Soldiers from 7th Armoured Brigade have been helping the British and French armies to work more closely together during a major headquarters exercise held in France.

Throughout Exercise Flandres, running from 18 to 30 June 2011, French and UK troops have been working together in a joint divisional headquarters based in Mailly-le-Camp, France.

Meanwhile French and British logistic experts from the 1st (French) Logistic Brigade and the 102nd (British) Logistic Brigade have been pooled for the exercise to create the bi-National Support Group.

7th Armoured Brigade, also known as the Desert Rats, have been conducting simulated missions in parallel with their colleagues in the 3rd (French) Mechanised Brigade. Each brigade has embedded liaison officers to ensure that information can be passed swiftly and accurately.

In all, 1,500 military personnel, including 450 British troops, are involved in the exercise, which is the first major event in building closer ties between the two armies following a bilateral treaty agreed in London late last year.

Captain Rich Carter (right), HQ 102 Logistic Brigade, discusses logistic movements with his French counterpart, Major Philippe Robyn
Captain Rich Carter (right), HQ 102 Logistic Brigade, discusses logistic movements with his French counterpart, Major Philippe Robyn [Picture: Staff Sergeant Ian Houlding RLC, Crown Copyright/MOD 2011]

The purpose of the ambitious two-week exercise is to learn how France and Britain can better work together as allies on NATO, UN or even EU tasks.

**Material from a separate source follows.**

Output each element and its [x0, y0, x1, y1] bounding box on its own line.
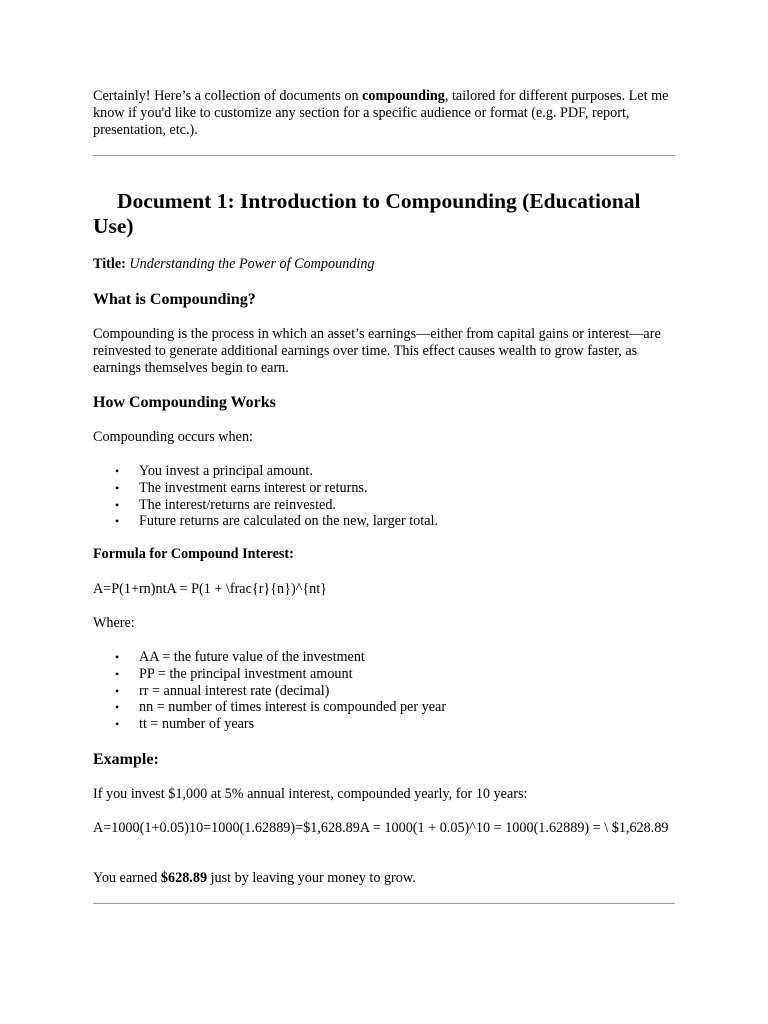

In military-speak, this is ‘interoperability’.

Recently the two countries have been exploring the possibility of working more closely together, as it is likely that any military action will be in conjunction with allies in the future.

Similar exercises take place with other nations, but this one is the biggest of its kind with the French for several years.

The goal is to increase interoperability of the command structures, procedures, equipment and personnel.

Military commanders have already identified several improvements in the armies’ capability to carry out combat operations side-by-side and have judged the exercise a great success.

Experience from this exercise will now be fed into further work, both diplomatic and military, to strengthen ties with the French and the UK’s other allies.